The HINT combination completed in May. JGGI issued 64,261,713 shares to HINT holders, taking total net assets to £3.2 billion and ongoing charges to 0.44% (excluding fee waivers). Scale matters: lower costs, better liquidity, and stronger profile in the sector – and the Board explicitly sees JGGI as an attractive partner for future consolidation.
Issuance and buybacks were active. Across the year, 101,551,713 new shares were issued (including HINT), while 2,765,857 were bought back into treasury at a 1.7% weighted-average discount, adding 0.03p to NAV. Since year end, a further 3,775,701 shares were repurchased at a 2.0% discount, adding 0.05p per share to NAV.
Despite periods of premium, the shares moved to a modest discount in the second half. The discount was 0.69% at year-end and 2.40% on 30 September 2025. The Board continues to target an average discount of around 5% or less through buybacks and issuance.
The 12-month placing programme launched in October 2024 is being brought to an end as the trust has sufficient general issuance authority up to the AGM on 12 November 2025. Shareholders will be asked to renew issuance and buyback authorities at that meeting in London at 3.00 p.m.
The managers remain cautious near term, but see attractive stock-picking opportunities across their 2,500-stock universe. They’ve rebalanced towards higher-quality cyclicals, adding 5.5% and closing a prior 5% underweight (as at 31 December 2024), with top-ups to names like Eaton and Trane Technologies. Defensives have been reduced, moving from a 7% overweight to a 2% underweight.

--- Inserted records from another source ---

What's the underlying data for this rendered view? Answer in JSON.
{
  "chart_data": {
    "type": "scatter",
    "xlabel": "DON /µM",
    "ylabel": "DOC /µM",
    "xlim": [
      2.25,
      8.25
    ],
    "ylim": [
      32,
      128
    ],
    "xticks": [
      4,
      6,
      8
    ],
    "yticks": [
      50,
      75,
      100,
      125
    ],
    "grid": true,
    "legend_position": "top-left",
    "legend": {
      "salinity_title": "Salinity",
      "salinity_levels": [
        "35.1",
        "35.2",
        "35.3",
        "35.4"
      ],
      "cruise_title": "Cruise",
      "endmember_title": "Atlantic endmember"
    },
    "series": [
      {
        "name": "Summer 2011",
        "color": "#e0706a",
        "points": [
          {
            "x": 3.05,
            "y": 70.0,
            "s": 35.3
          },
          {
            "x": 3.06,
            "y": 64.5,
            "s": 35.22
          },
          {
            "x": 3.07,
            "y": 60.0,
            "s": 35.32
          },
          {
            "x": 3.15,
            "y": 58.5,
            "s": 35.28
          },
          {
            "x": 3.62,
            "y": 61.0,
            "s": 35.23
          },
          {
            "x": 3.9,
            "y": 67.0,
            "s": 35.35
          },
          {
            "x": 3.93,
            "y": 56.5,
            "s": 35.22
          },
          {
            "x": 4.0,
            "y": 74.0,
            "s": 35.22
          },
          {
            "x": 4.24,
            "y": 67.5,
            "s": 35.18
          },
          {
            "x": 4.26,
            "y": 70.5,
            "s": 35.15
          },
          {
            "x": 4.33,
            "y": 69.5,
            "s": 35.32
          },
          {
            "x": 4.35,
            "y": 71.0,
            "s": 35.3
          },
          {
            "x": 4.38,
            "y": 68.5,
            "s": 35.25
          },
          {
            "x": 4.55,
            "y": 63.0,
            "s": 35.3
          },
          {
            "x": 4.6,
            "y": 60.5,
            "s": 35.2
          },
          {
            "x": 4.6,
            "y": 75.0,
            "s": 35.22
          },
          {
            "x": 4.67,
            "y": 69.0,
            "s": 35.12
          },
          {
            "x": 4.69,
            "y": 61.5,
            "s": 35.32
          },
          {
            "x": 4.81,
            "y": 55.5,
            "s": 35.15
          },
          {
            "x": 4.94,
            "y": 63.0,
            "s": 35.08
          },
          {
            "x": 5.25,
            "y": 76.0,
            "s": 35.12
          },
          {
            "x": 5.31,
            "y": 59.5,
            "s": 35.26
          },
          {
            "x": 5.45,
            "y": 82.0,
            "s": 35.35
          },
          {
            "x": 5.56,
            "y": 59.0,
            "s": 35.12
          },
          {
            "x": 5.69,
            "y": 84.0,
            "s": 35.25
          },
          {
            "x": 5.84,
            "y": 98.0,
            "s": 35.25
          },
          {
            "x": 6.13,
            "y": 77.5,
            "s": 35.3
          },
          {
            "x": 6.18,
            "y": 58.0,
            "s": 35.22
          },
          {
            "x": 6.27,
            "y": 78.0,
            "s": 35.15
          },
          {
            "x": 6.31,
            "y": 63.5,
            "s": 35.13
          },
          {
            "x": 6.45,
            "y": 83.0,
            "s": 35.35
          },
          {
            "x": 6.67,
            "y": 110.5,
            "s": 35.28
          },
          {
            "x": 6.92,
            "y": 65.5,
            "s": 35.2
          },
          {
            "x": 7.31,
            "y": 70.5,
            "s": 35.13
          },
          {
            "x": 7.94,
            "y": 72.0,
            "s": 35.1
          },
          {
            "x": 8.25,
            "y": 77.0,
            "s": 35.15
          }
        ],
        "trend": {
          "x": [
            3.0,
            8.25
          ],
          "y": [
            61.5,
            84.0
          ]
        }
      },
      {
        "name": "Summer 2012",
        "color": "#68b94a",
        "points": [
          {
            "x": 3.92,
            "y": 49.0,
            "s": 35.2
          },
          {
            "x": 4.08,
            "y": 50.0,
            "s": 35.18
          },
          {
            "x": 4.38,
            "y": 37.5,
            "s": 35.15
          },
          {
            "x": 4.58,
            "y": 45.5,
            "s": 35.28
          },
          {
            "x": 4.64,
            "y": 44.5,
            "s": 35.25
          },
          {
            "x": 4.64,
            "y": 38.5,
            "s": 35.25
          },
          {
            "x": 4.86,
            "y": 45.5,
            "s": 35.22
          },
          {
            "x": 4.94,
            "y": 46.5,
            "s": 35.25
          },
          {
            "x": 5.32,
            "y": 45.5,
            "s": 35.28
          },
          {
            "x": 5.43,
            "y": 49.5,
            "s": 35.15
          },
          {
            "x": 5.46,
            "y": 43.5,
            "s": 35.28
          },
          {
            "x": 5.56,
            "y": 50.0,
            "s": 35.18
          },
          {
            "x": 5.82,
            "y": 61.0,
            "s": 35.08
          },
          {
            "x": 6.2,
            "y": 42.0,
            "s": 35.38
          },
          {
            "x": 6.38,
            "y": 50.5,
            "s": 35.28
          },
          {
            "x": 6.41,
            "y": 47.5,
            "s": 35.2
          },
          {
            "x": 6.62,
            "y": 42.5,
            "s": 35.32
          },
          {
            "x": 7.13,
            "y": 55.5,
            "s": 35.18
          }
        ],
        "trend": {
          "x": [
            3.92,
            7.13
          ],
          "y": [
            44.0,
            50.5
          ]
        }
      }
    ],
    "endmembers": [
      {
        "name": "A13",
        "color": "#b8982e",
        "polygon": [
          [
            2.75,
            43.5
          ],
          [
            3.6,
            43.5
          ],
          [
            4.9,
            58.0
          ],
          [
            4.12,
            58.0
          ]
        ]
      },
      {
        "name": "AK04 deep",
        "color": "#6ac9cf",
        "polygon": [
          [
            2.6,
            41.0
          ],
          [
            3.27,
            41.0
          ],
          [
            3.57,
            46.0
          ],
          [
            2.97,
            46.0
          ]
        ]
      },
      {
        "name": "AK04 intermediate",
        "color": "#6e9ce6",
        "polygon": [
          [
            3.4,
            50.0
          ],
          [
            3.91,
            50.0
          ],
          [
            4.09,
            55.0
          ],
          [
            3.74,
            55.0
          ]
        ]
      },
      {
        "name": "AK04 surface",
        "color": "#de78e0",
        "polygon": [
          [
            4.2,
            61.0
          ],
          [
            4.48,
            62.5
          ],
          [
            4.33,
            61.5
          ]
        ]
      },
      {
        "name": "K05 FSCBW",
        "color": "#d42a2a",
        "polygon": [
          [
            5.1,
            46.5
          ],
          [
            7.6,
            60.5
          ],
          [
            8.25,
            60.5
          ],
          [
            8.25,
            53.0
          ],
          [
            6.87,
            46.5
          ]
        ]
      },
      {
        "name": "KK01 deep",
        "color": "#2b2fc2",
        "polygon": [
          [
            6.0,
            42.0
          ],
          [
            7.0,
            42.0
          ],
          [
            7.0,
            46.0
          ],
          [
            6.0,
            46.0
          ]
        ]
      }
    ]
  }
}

Structural growth remains in focus, notably AI and cloud. The trust is exposed via holdings such as TSMC and Meta. That said, the team is candid about volatility and is running modest net cash (0.6%) rather than leveraging up aggressively.
Short-term underperformance is frustrating, but the reasons are understandable: momentum-fuelled markets favoured lower-quality cyclicals at the exact moment JGGI leaned into quality growth and defensives. The managers have responded by rebalancing towards cyclicals without abandoning long-term growth themes.
The long-run record still does the heavy lifting. Over five and ten years, JGGI remains one of the strongest performers in its peer group. Add in a 0.44% ongoing charges figure and much larger scale post-HINT, and the platform looks stronger, not weaker.
The dividend remains a clear selling point. A 23.0p intention for the new year, with ample reserves backing, gives income visibility. Just remember it’s not a guaranteed “progressive” policy – it’s a target based on NAV, topped up from reserves when needed.
Finally, the modest discount could be an opportunity if performance narrows back towards the benchmark and buybacks keep doing their job. The caution on gearing suggests the team won’t swing the bat until conditions look clearer – sensible, if a touch unexciting. For investors, this is still a high-conviction, stock-picking trust with a strong long-term spine and a healthy income stream.